Des livres, du style et des lignes rouges

Poirson-Atlan ne se contente pas des réseaux. Il publie plusieurs livres (Kétamine, Braquage, Suspecte), toujours sous l’étiquette « Infofiction ». Format hybride, style brut, fragments de posts et de dialogues supposés réels. Le dispositif séduit certains lecteurs en quête d’objets littéraires non identifiés.
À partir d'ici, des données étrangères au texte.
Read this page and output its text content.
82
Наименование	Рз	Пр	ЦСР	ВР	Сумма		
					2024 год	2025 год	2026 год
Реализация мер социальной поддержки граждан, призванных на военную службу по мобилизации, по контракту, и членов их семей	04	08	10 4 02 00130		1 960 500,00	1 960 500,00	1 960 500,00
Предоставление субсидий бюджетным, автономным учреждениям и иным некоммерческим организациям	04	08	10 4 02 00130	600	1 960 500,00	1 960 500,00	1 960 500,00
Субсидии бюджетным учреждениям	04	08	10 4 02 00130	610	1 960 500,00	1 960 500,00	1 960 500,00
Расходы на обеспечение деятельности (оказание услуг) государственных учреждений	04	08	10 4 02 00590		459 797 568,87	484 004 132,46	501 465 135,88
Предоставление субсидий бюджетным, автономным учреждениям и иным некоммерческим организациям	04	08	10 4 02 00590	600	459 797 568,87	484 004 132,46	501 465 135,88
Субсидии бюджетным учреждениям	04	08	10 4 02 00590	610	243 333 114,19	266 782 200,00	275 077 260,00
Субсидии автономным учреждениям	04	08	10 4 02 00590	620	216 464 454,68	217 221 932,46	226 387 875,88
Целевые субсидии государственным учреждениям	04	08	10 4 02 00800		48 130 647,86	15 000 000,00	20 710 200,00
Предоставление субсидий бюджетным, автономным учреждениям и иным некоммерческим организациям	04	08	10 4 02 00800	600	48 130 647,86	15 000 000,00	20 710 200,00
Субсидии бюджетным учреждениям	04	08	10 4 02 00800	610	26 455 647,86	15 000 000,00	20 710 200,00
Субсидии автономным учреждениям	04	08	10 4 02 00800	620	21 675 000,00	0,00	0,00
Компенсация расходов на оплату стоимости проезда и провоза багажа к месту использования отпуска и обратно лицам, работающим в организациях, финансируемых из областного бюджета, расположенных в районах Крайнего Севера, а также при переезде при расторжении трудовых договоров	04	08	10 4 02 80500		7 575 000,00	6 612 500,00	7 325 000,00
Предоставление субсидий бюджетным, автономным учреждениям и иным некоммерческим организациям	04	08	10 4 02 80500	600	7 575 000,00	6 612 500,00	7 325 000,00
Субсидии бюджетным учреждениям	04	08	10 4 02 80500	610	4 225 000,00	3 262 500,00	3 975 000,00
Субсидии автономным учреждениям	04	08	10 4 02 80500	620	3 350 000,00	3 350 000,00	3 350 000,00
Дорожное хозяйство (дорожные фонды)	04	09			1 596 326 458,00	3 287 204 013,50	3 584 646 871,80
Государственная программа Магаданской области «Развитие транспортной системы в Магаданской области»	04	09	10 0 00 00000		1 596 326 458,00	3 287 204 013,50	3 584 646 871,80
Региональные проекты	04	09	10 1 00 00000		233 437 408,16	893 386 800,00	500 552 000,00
D’autres y voient une forme d’irresponsabilité, surtout quand la frontière entre satire et manipulation devient trop mince.
En 2025, il publie Compte suspendu. Journal 2023-2025, compilation de publications du compte Zoé Sagan, après sa suspension sur X. Un geste présenté comme une réponse à la censure. Mais dans les faits, la figure de Sagan est déjà solidement arrimée aux milieux complotistes, en France comme à l’étranger.
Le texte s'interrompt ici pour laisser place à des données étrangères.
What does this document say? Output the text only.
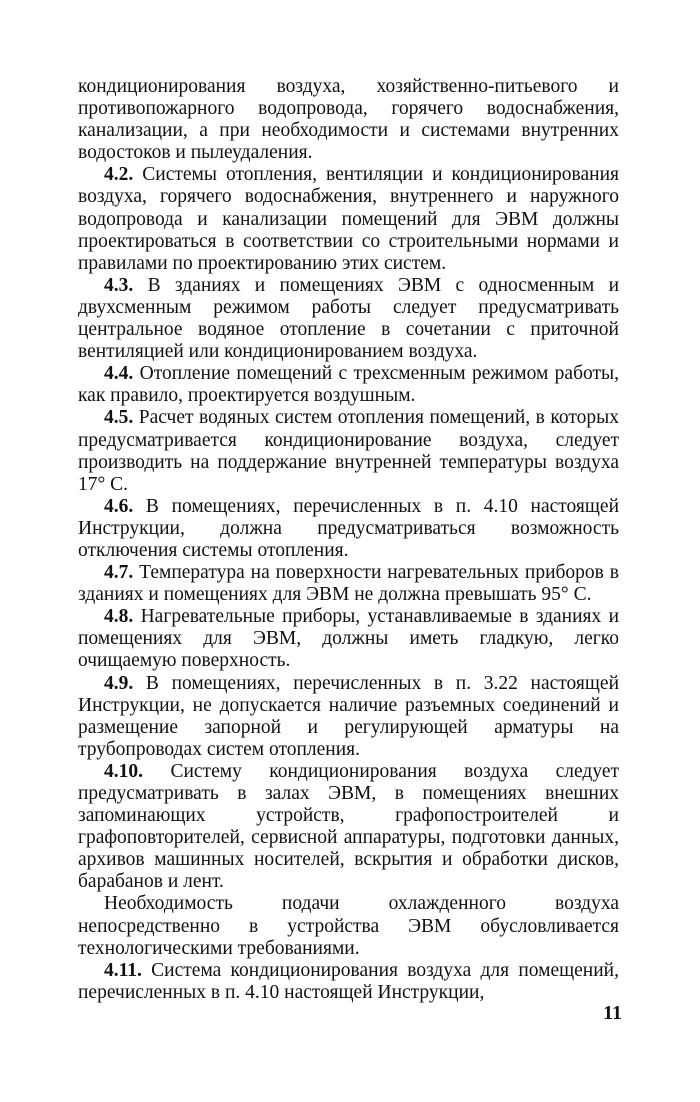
кондиционирования воздуха, хозяйственно-питьевого и противопожарного водопровода, горячего водоснабжения, канализации, а при необходимости и системами внутренних водостоков и пылеудаления.

4.2. Системы отопления, вентиляции и кондиционирования воздуха, горячего водоснабжения, внутреннего и наружного водопровода и канализации помещений для ЭВМ должны проектироваться в соответствии со строительными нормами и правилами по проектированию этих систем.

4.3. В зданиях и помещениях ЭВМ с односменным и двухсменным режимом работы следует предусматривать центральное водяное отопление в сочетании с приточной вентиляцией или кондиционированием воздуха.

4.4. Отопление помещений с трехсменным режимом работы, как правило, проектируется воздушным.

4.5. Расчет водяных систем отопления помещений, в которых предусматривается кондиционирование воздуха, следует производить на поддержание внутренней температуры воздуха 17° С.

4.6. В помещениях, перечисленных в п. 4.10 настоящей Инструкции, должна предусматриваться возможность отключения системы отопления.

4.7. Температура на поверхности нагревательных приборов в зданиях и помещениях для ЭВМ не должна превышать 95° С.

4.8. Нагревательные приборы, устанавливаемые в зданиях и помещениях для ЭВМ, должны иметь гладкую, легко очищаемую поверхность.

4.9. В помещениях, перечисленных в п. 3.22 настоящей Инструкции, не допускается наличие разъемных соединений и размещение запорной и регулирующей арматуры на трубопроводах систем отопления.

4.10. Систему кондиционирования воздуха следует предусматривать в залах ЭВМ, в помещениях внешних запоминающих устройств, графопостроителей и графоповторителей, сервисной аппаратуры, подготовки данных, архивов машинных носителей, вскрытия и обработки дисков, барабанов и лент.

Необходимость подачи охлажденного воздуха непосредственно в устройства ЭВМ обусловливается технологическими требованиями.

4.11. Система кондиционирования воздуха для помещений, перечисленных в п. 4.10 настоящей Инструкции,

11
La rumeur Brigitte Macron, catalyseur du procès

C’est là que le basculement s’opère. La rumeur selon laquelle Brigitte Macron serait née homme, sous l’identité de Jean-Michel Trogneux, circule depuis 2017. Mais elle est relancée en 2021 par une « enquête » bricolée par Natacha Rey, et amplifiée par une médium, Delphine Jégousse. À partir de 2023, le compte Zoé Sagan la reprend, la recycle, la commente, la diffuse. L’audience fait le reste. Des figures comme Xavier Poussard ou l’Américaine Candace Owens l’amplifient. La rumeur devient transnationale.
Ce ne sont pas les faits eux-mêmes qui déclenchent la justice – le grotesque a ses limites. C’est leur répétition, leur ciblage, leur persistance, qui, selon le parquet, relèvent d’une stratégie de harcèlement. Et surtout : d’une attaque sexiste.

Une première judiciaire sous haute tension

Le procès, prévu sur deux jours, est sans précédent. Il rassemble dix prévenus, aux profils hétéroclites : enseignant, élu, informaticien, médium. L’enquête, menée par la BRDP, fait suite à une plainte déposée par Brigitte Macron en août 2024. Plusieurs interpellations ont eu lieu dans les mois suivants. Une première audience s’était tenue en juillet.
Les faits reprochés ne relèvent pas d’un simple partage de contenu douteux. Il s’agit ici de cyberharcèlement sexiste : une campagne ciblée qui attaque l’identité de Brigitte Macron en lien avec son genre, sa sexualité, et son couple – parfois en franchissant le pas de l’accusation de pédophilie. En septembre 2024, le piratage de son compte fiscal sur le site des impôts – où son prénom avait été modifié en « Jean-Michel dit Brigitte Macron » – marque un tournant. L’affaire devient politique.

La réponse judiciaire des Macron

Jusqu’en 2024, le couple présidentiel s’était contenté de démentis et d’un silence stratégique. Le dépôt de plainte par Brigitte Macron change la donne. En parallèle, une procédure en diffamation est lancée aux États-Unis contre Candace Owens. Tom Clare, avocat américain de renom, annonce vouloir produire des « preuves scientifiques » établissant sans ambiguïté l’identité féminine de la Première dame.
Ce changement de ton vise à établir une ligne rouge : la viralité d’une rumeur ne saurait en effacer la toxicité, ni diluer la responsabilité de ceux qui la propagent.

Vers une jurisprudence sur le harcèlement numérique

Les peines encourues sont lourdes : jusqu’à deux ans de prison et 45 000 euros d’amende. Mais l’enjeu dépasse les condamnations individuelles. Il s’agit ici de poser un jalon. D’instaurer un précédent sur le cyberharcèlement ciblant les femmes publiques. Et de traiter enfin la question du harcèlement numérique non pas comme un simple bruit de fond, mais comme une mécanique de violence organisée.